França “falou” pelo silêncio, mas a indiscrição de Guedes sobre a China — para alguns, um ato falho — recolocou para os parceiros do Brasil a pergunta sobre quem, afinal, dará o tom na frente diplomática. E, na visão de um diplomata europeu que serviu por alguns anos em Brasília, o que transpareceu foi a fragilidade política do Itamaraty, na hierarquia não escrita do governo Bolsonaro. “Você imaginaria um ministro da Economia fazendo uma dessas e o Celso Amorim sem dizer nada?”, comparou, invocando o chanceler que acompanhou Lula nos oito anos de mandato.
Tango, milonga e guarânia
Como desdobramento inevitável, retorna à atenção dos que examinam a atuação externa do país o encaminhamento das tarefas do Mercosul. Se a cúpula ambiental marcou a estreia de Carlos França, a reunião entre os chefes de Estado do bloco sul-americano foi a despedida de Ernesto Araújo. Nela, à parte o gelo quebrado com o colega da Argentina, Alberto Fernández, foi Bolsonaro quem se fez notar para além das palavras: deixou o ambiente virtual do encontro antes do encerramento, enquanto os demais sócios seguiam as discussões.
Ao fim do primeiro ano de mandato, quando se recusou a cumprimentar pela vitória o peronista Fernández — cuja vitória classificou como “um desastre” para a Argentina —, o presidente brasileiro via em torno de si um cenário francamente favorável no Mercosul. Com a direita no governo também no Uruguai e no Paraguai, Bolsonaro se permitia até exibir como opção um “escanteio” no principal sócio do país na vizinhança.
Na cúpula presidida pela Casa Rosada, porém, voltaram à mesa questões existenciais do projeto de integração, em pleno aniversário de 30 anos. A demanda, principalmente do Uruguai, mas acompanhada pelo Brasil, de que os países-membros possam firmar acordos comerciais extra-bloco. A aspiração do Paraguai a medidas e políticas preferenciais, destinadas a equalizar distâncias econômicas e sociais entre os parceiros. A renitência da Argentina em defender o (pouco) que resta da sua indústria.

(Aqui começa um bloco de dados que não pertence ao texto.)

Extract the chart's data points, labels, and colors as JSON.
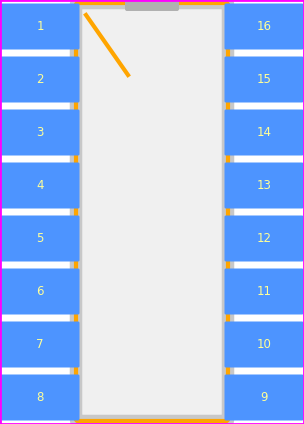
{
  "background_color": "#ffffff",
  "border_color": "#ff00ff",
  "ic_body_gray": "#c8c8c8",
  "ic_outline_color": "#ffa500",
  "pin_color": "#4d94ff",
  "pin_text_color": "#ffff99",
  "pin_font_size": 8.5,
  "fig_width": 3.04,
  "fig_height": 4.24,
  "dpi": 100,
  "left_pins": [
    1,
    2,
    3,
    4,
    5,
    6,
    7,
    8
  ],
  "right_pins": [
    16,
    15,
    14,
    13,
    12,
    11,
    10,
    9
  ],
  "body_inner_color": "#f0f0f0"
}
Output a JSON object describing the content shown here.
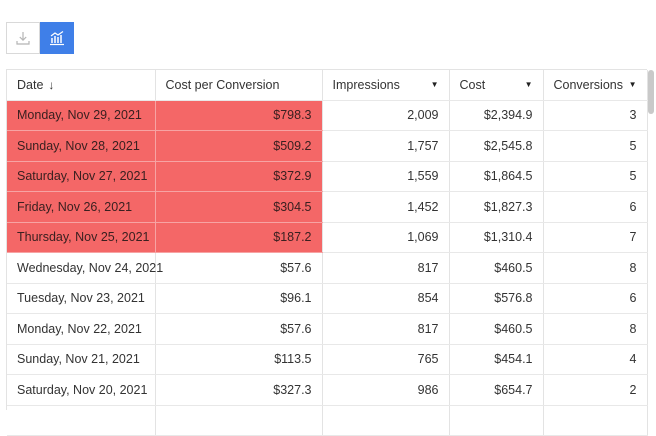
{
  "toolbar": {
    "buttons": [
      {
        "name": "download-icon",
        "active": false
      },
      {
        "name": "chart-icon",
        "active": true
      }
    ]
  },
  "table": {
    "columns": [
      {
        "label": "Date",
        "sort": "↓"
      },
      {
        "label": "Cost per Conversion"
      },
      {
        "label": "Impressions",
        "caret": "▼"
      },
      {
        "label": "Cost",
        "caret": "▼"
      },
      {
        "label": "Conversions",
        "caret": "▼"
      }
    ],
    "rows": [
      {
        "date": "Monday, Nov 29, 2021",
        "cpc": "$798.3",
        "impressions": "2,009",
        "cost": "$2,394.9",
        "conversions": "3",
        "highlight": true
      },
      {
        "date": "Sunday, Nov 28, 2021",
        "cpc": "$509.2",
        "impressions": "1,757",
        "cost": "$2,545.8",
        "conversions": "5",
        "highlight": true
      },
      {
        "date": "Saturday, Nov 27, 2021",
        "cpc": "$372.9",
        "impressions": "1,559",
        "cost": "$1,864.5",
        "conversions": "5",
        "highlight": true
      },
      {
        "date": "Friday, Nov 26, 2021",
        "cpc": "$304.5",
        "impressions": "1,452",
        "cost": "$1,827.3",
        "conversions": "6",
        "highlight": true
      },
      {
        "date": "Thursday, Nov 25, 2021",
        "cpc": "$187.2",
        "impressions": "1,069",
        "cost": "$1,310.4",
        "conversions": "7",
        "highlight": true
      },
      {
        "date": "Wednesday, Nov 24, 2021",
        "cpc": "$57.6",
        "impressions": "817",
        "cost": "$460.5",
        "conversions": "8",
        "highlight": false
      },
      {
        "date": "Tuesday, Nov 23, 2021",
        "cpc": "$96.1",
        "impressions": "854",
        "cost": "$576.8",
        "conversions": "6",
        "highlight": false
      },
      {
        "date": "Monday, Nov 22, 2021",
        "cpc": "$57.6",
        "impressions": "817",
        "cost": "$460.5",
        "conversions": "8",
        "highlight": false
      },
      {
        "date": "Sunday, Nov 21, 2021",
        "cpc": "$113.5",
        "impressions": "765",
        "cost": "$454.1",
        "conversions": "4",
        "highlight": false
      },
      {
        "date": "Saturday, Nov 20, 2021",
        "cpc": "$327.3",
        "impressions": "986",
        "cost": "$654.7",
        "conversions": "2",
        "highlight": false
      },
      {
        "date": "",
        "cpc": "",
        "impressions": "",
        "cost": "",
        "conversions": "",
        "highlight": false
      }
    ]
  },
  "colors": {
    "highlight": "#f46767",
    "accent": "#3f7fe8"
  }
}
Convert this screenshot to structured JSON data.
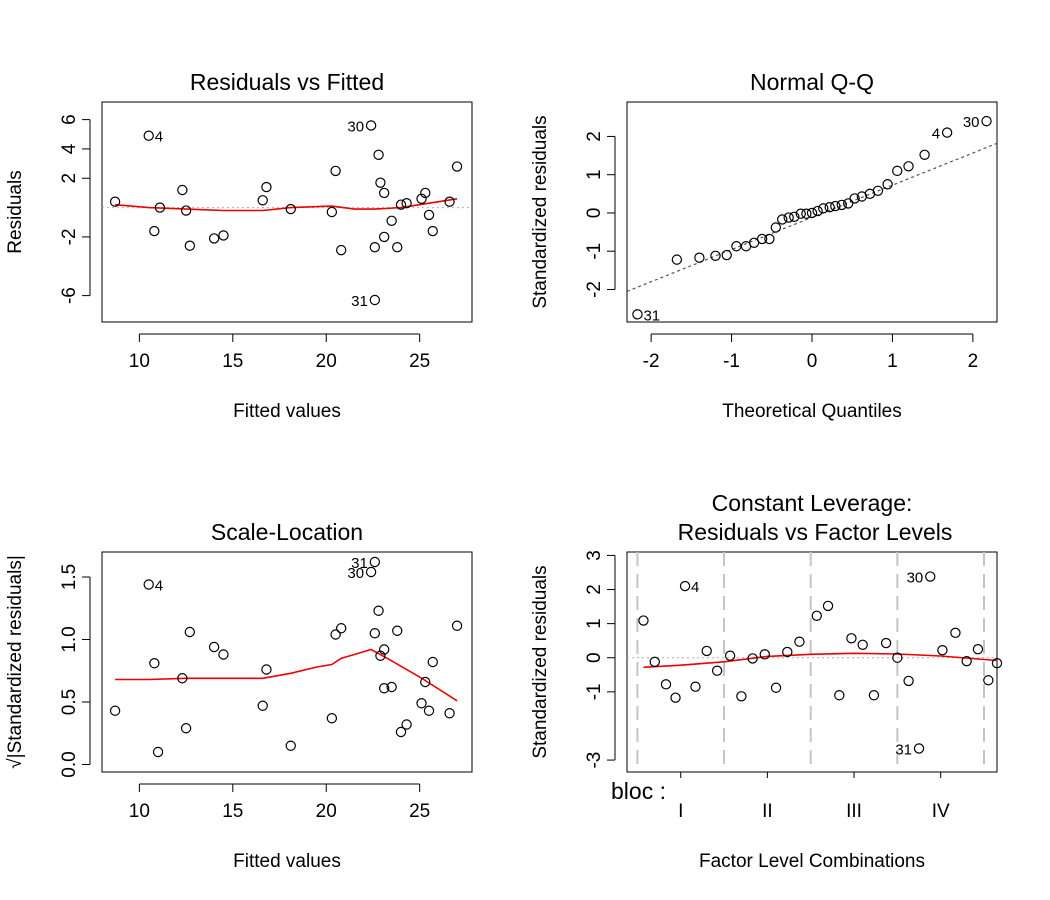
{
  "chart_data": [
    {
      "type": "scatter",
      "title": "Residuals vs Fitted",
      "xlabel": "Fitted values",
      "ylabel": "Residuals",
      "xlim": [
        8,
        27.8
      ],
      "ylim": [
        -7.8,
        7.2
      ],
      "xticks": [
        10,
        15,
        20,
        25
      ],
      "yticks": [
        6,
        4,
        2,
        -2,
        -6
      ],
      "points": [
        [
          8.7,
          0.4
        ],
        [
          10.5,
          4.9
        ],
        [
          10.8,
          -1.6
        ],
        [
          11.1,
          0.0
        ],
        [
          12.3,
          1.2
        ],
        [
          12.5,
          -0.2
        ],
        [
          12.7,
          -2.6
        ],
        [
          14.0,
          -2.1
        ],
        [
          14.5,
          -1.9
        ],
        [
          16.6,
          0.5
        ],
        [
          16.8,
          1.4
        ],
        [
          18.1,
          -0.1
        ],
        [
          20.3,
          -0.3
        ],
        [
          20.5,
          2.5
        ],
        [
          20.8,
          -2.9
        ],
        [
          22.4,
          5.6
        ],
        [
          22.6,
          -2.7
        ],
        [
          22.6,
          -6.3
        ],
        [
          22.8,
          3.6
        ],
        [
          22.9,
          1.7
        ],
        [
          23.1,
          1.0
        ],
        [
          23.1,
          -2.0
        ],
        [
          23.5,
          -0.9
        ],
        [
          23.8,
          -2.7
        ],
        [
          24.0,
          0.2
        ],
        [
          24.3,
          0.3
        ],
        [
          25.1,
          0.6
        ],
        [
          25.3,
          1.0
        ],
        [
          25.5,
          -0.5
        ],
        [
          25.7,
          -1.6
        ],
        [
          26.6,
          0.4
        ],
        [
          27.0,
          2.8
        ]
      ],
      "smooth": [
        [
          8.7,
          0.2
        ],
        [
          10.5,
          0.0
        ],
        [
          12.5,
          -0.1
        ],
        [
          14.5,
          -0.2
        ],
        [
          16.6,
          -0.2
        ],
        [
          18.1,
          0.0
        ],
        [
          20.3,
          0.1
        ],
        [
          21.5,
          -0.1
        ],
        [
          22.6,
          -0.1
        ],
        [
          24.0,
          0.0
        ],
        [
          25.5,
          0.3
        ],
        [
          27.0,
          0.6
        ]
      ],
      "reference_y": 0,
      "point_labels": [
        {
          "label": "4",
          "x": 10.5,
          "y": 4.9
        },
        {
          "label": "30",
          "x": 22.4,
          "y": 5.6
        },
        {
          "label": "31",
          "x": 22.6,
          "y": -6.3
        }
      ]
    },
    {
      "type": "scatter",
      "title": "Normal Q-Q",
      "xlabel": "Theoretical Quantiles",
      "ylabel": "Standardized residuals",
      "xlim": [
        -2.3,
        2.3
      ],
      "ylim": [
        -2.85,
        2.9
      ],
      "xticks": [
        -2,
        -1,
        0,
        1,
        2
      ],
      "yticks": [
        2,
        1,
        0,
        -1,
        -2
      ],
      "points": [
        [
          -2.17,
          -2.65
        ],
        [
          -1.68,
          -1.22
        ],
        [
          -1.4,
          -1.17
        ],
        [
          -1.2,
          -1.12
        ],
        [
          -1.06,
          -1.1
        ],
        [
          -0.94,
          -0.87
        ],
        [
          -0.82,
          -0.87
        ],
        [
          -0.72,
          -0.78
        ],
        [
          -0.62,
          -0.68
        ],
        [
          -0.53,
          -0.68
        ],
        [
          -0.45,
          -0.38
        ],
        [
          -0.37,
          -0.17
        ],
        [
          -0.29,
          -0.12
        ],
        [
          -0.22,
          -0.1
        ],
        [
          -0.14,
          -0.02
        ],
        [
          -0.07,
          -0.02
        ],
        [
          0.0,
          0.0
        ],
        [
          0.07,
          0.05
        ],
        [
          0.14,
          0.12
        ],
        [
          0.22,
          0.15
        ],
        [
          0.29,
          0.18
        ],
        [
          0.37,
          0.21
        ],
        [
          0.45,
          0.25
        ],
        [
          0.53,
          0.38
        ],
        [
          0.62,
          0.43
        ],
        [
          0.72,
          0.5
        ],
        [
          0.82,
          0.58
        ],
        [
          0.94,
          0.75
        ],
        [
          1.06,
          1.1
        ],
        [
          1.2,
          1.22
        ],
        [
          1.4,
          1.52
        ],
        [
          1.68,
          2.1
        ],
        [
          2.17,
          2.4
        ]
      ],
      "reference_line": [
        [
          -2.3,
          -2.05
        ],
        [
          2.3,
          1.82
        ]
      ],
      "point_labels": [
        {
          "label": "31",
          "x": -2.17,
          "y": -2.65
        },
        {
          "label": "4",
          "x": 1.68,
          "y": 2.1
        },
        {
          "label": "30",
          "x": 2.17,
          "y": 2.4
        }
      ]
    },
    {
      "type": "scatter",
      "title": "Scale-Location",
      "xlabel": "Fitted values",
      "ylabel": "√|Standardized residuals|",
      "xlim": [
        8,
        27.8
      ],
      "ylim": [
        -0.06,
        1.7
      ],
      "xticks": [
        10,
        15,
        20,
        25
      ],
      "yticks": [
        "0.0",
        "0.5",
        "1.0",
        "1.5"
      ],
      "points": [
        [
          8.7,
          0.43
        ],
        [
          10.5,
          1.44
        ],
        [
          10.8,
          0.81
        ],
        [
          11.0,
          0.1
        ],
        [
          12.3,
          0.69
        ],
        [
          12.5,
          0.29
        ],
        [
          12.7,
          1.06
        ],
        [
          14.0,
          0.94
        ],
        [
          14.5,
          0.88
        ],
        [
          16.6,
          0.47
        ],
        [
          16.8,
          0.76
        ],
        [
          18.1,
          0.15
        ],
        [
          20.3,
          0.37
        ],
        [
          20.5,
          1.04
        ],
        [
          20.8,
          1.09
        ],
        [
          22.4,
          1.54
        ],
        [
          22.6,
          1.62
        ],
        [
          22.6,
          1.05
        ],
        [
          22.8,
          1.23
        ],
        [
          22.9,
          0.87
        ],
        [
          23.1,
          0.92
        ],
        [
          23.1,
          0.61
        ],
        [
          23.5,
          0.62
        ],
        [
          23.8,
          1.07
        ],
        [
          24.0,
          0.26
        ],
        [
          24.3,
          0.32
        ],
        [
          25.1,
          0.49
        ],
        [
          25.3,
          0.66
        ],
        [
          25.5,
          0.43
        ],
        [
          25.7,
          0.82
        ],
        [
          26.6,
          0.41
        ],
        [
          27.0,
          1.11
        ]
      ],
      "smooth": [
        [
          8.7,
          0.68
        ],
        [
          10.5,
          0.68
        ],
        [
          12.5,
          0.69
        ],
        [
          14.5,
          0.69
        ],
        [
          16.6,
          0.69
        ],
        [
          18.1,
          0.73
        ],
        [
          19.5,
          0.78
        ],
        [
          20.3,
          0.8
        ],
        [
          20.8,
          0.85
        ],
        [
          21.5,
          0.88
        ],
        [
          22.4,
          0.92
        ],
        [
          23.5,
          0.83
        ],
        [
          25.0,
          0.7
        ],
        [
          27.0,
          0.51
        ]
      ],
      "point_labels": [
        {
          "label": "4",
          "x": 10.5,
          "y": 1.44
        },
        {
          "label": "30",
          "x": 22.4,
          "y": 1.54
        },
        {
          "label": "31",
          "x": 22.6,
          "y": 1.62
        }
      ]
    },
    {
      "type": "scatter",
      "title": "Constant Leverage:",
      "subtitle": "Residuals vs Factor Levels",
      "xlabel": "Factor Level Combinations",
      "ylabel": "Standardized residuals",
      "xlim": [
        -0.12,
        4.15
      ],
      "ylim": [
        -3.35,
        3.1
      ],
      "factor_name": "bloc :",
      "factor_levels": [
        "I",
        "II",
        "III",
        "IV"
      ],
      "level_boundaries": [
        0,
        1,
        2,
        3,
        4
      ],
      "yticks": [
        "3",
        "2",
        "1",
        "0",
        "-1",
        "-3"
      ],
      "points": [
        [
          0.07,
          1.09
        ],
        [
          0.2,
          -0.12
        ],
        [
          0.33,
          -0.78
        ],
        [
          0.44,
          -1.17
        ],
        [
          0.55,
          2.1
        ],
        [
          0.67,
          -0.85
        ],
        [
          0.8,
          0.2
        ],
        [
          0.92,
          -0.38
        ],
        [
          1.07,
          0.06
        ],
        [
          1.2,
          -1.13
        ],
        [
          1.33,
          -0.02
        ],
        [
          1.47,
          0.1
        ],
        [
          1.6,
          -0.88
        ],
        [
          1.73,
          0.17
        ],
        [
          1.87,
          0.47
        ],
        [
          2.07,
          1.23
        ],
        [
          2.2,
          1.52
        ],
        [
          2.33,
          -1.1
        ],
        [
          2.47,
          0.57
        ],
        [
          2.6,
          0.38
        ],
        [
          2.73,
          -1.1
        ],
        [
          2.87,
          0.43
        ],
        [
          3.0,
          0.0
        ],
        [
          3.13,
          -0.68
        ],
        [
          3.25,
          -2.66
        ],
        [
          3.38,
          2.38
        ],
        [
          3.52,
          0.22
        ],
        [
          3.67,
          0.73
        ],
        [
          3.8,
          -0.1
        ],
        [
          3.93,
          0.25
        ],
        [
          4.05,
          -0.66
        ],
        [
          4.15,
          -0.16
        ]
      ],
      "smooth": [
        [
          0.07,
          -0.28
        ],
        [
          0.5,
          -0.22
        ],
        [
          1.0,
          -0.12
        ],
        [
          1.5,
          0.04
        ],
        [
          2.0,
          0.1
        ],
        [
          2.5,
          0.13
        ],
        [
          3.0,
          0.11
        ],
        [
          3.5,
          0.05
        ],
        [
          4.15,
          -0.08
        ]
      ],
      "reference_y": 0,
      "point_labels": [
        {
          "label": "4",
          "x": 0.55,
          "y": 2.1
        },
        {
          "label": "30",
          "x": 3.38,
          "y": 2.38
        },
        {
          "label": "31",
          "x": 3.25,
          "y": -2.66
        }
      ]
    }
  ]
}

Para atuar como pivô da empreitada regional, o governo brasileiro terá de harmonizar os ritmos descompassados dos demais.
Garrincha em campo
De volta à diplomacia da vacina, a decisão da Anvisa de negar autorização para o uso emergencial da Sputnik V teve reação na Rússia, onde a presença do Estado na indústria farmacêutica é mais acentuada, assim como a disposição do presidente Vladimir Putin para intervir na vida econômica em nome do que identifica como interesses estratégicos. O mesmo diplomata que comentou sobre as inconfidências de Paulo Guedes a respeito da China observa que, afora o aspecto técnico do exame da vacina russa pelos órgãos de saúde, o bom andamento de futuras aquisições da Sputnik poderia ser facilitado pela ação política do Itamaraty.
Na condução das tratativas com Moscou, fica o “conselho” atribuído ao gênio Garrincha na preparação da Seleção Brasileira para a partida contra a União Soviética, na Copa de 1958. Na diplomacia, como no futebol, é recomendável “combinar com os russos”.